Quarante ans après les furieuses batailles qui ont fait la guerre de Troie, quarante ans après le retour d’Ulysse à Itaque, Phémios d’Itaque, un barde inspiré (Homère ?) , décide de relater cette épopée sanglante qui opposa les Troyens aux Grecs.
Phémios, le barde, nous raconte alors l’histoire qui a préludé à l’histoire. Au moyen d’une plume bien exercée, poétique et humble, il nous contera le récit de Pâris, de sa rencontre avec Hermès, de la pomme de la discorde et l’aventure de Pelée contée par ce même Hermès à Pâris.
Clarke convoque les dieux sur le sol hellène et leur fait jouer la légende de Troie. En cela elle répond à sa profession de foi qui est de rendre hommage à la pensée grecque et à ses dieux, si proches des hommes alors.
Par un large prélude accordé au récit de Troie, l’auteur nous raconte ce qui s’est passé avant, de ce que les dieux ont tenté de conclure avec les hommes.
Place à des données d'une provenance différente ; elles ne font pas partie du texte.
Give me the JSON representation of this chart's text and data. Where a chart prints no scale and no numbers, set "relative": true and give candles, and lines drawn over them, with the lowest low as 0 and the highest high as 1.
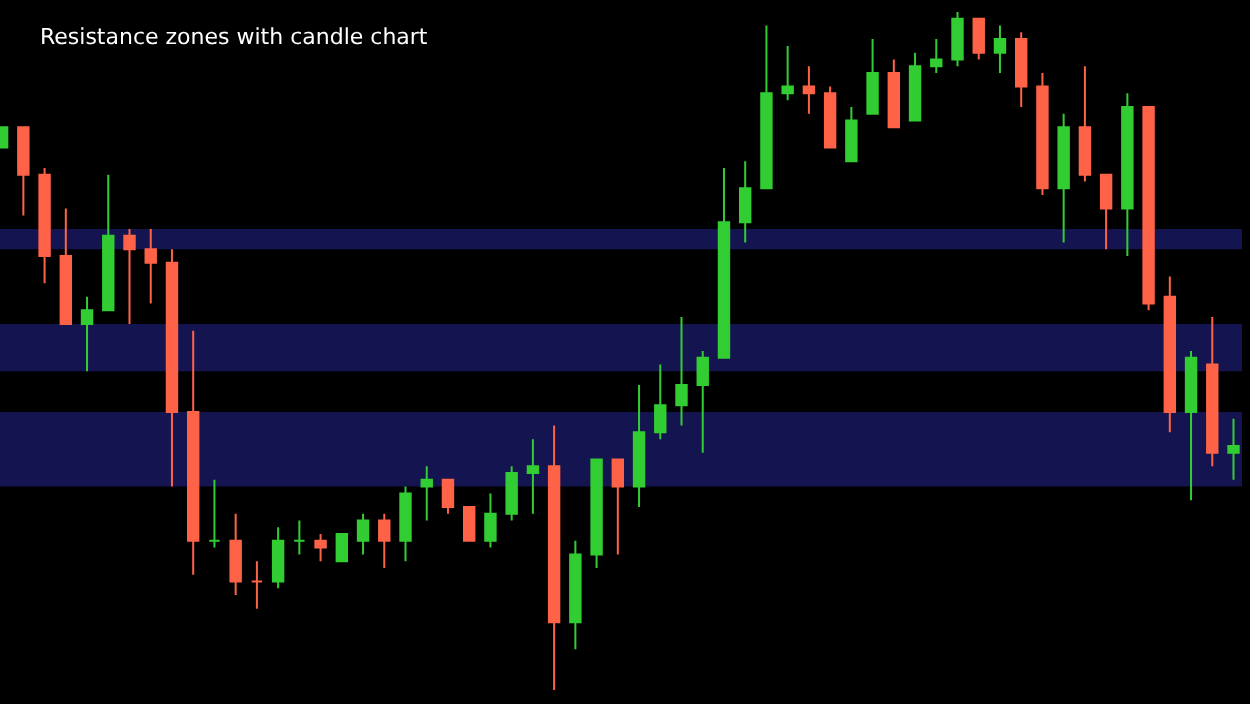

Pâris doit les aider, il sèmera le chaos. En effet, Aphrodite lui a promis la plus belle femme du monde, or même les dieux, pour en avoir été également les victimes, ne sont pas les maîtres des passions. En tombant amoureux d’Hélène, l’épouse de Ménélas, Pâris brave l’interdit et l’enlève pour aller avec lui à Troie. Il déclenchera la colère des dieux et la haine de son rival avec lequel il avait mis fin aux guerres passées.
L’auteur nous rejoue ainsi la bonne vieille histoire d’Homère, ce Roméo et Juliette sous le joug des divinités et des armées humaines qui vont s’entretuer pour un caprice du coeur. Achille, Hector, Ménélas, Iphigénie, la cohorte des personnages de légende va prendre pied sur Troie et inscrire ce drame humain dans l’histoire.
Destins dictés par les dieux, amours impossibles, Lindsay Clarke réécrit le drame de l’Illiade dans une prose plus moderne, en y rajoutant un lyrisme plus prégnant et une poésie plus marquée. Les dieux n’en sont que plus vivants et les acteurs de ce drame humain, dans leur tentative d’échapper à la main des seingeurs de l’Olympe, n’en sont que plus touchants, ce qui rend leur geste sanglante que plus familière avec nos quêtes vaines individuelles et nos courageuses petites victoires sur les barbares que compte notre modernité.
Le récit, admirablement bien rendu, est entrecoupé des réflexions de ce barde sauvé par Telemaque, de la colère d’Ulysse. Ce sont des intermèdes qui viennent nuancer le récit, comme pour donner une illustration plus juste et plus concertée, incarnant parfaitement l’ouvrage humble du barde, sans aucune autre prétention que de rendre hommage au récit d’Ulysse ainsi qu’à l’esprit d’une époque nimbée encore de la luminosité de ces dieux qui s’incarnent dans le monde, conversent et aiment. Une prose qui donne une très belle version romancée d’un récit trop figé dans des lignes rendues trop rigides par son époque, aussi flamboyantes soient-elles.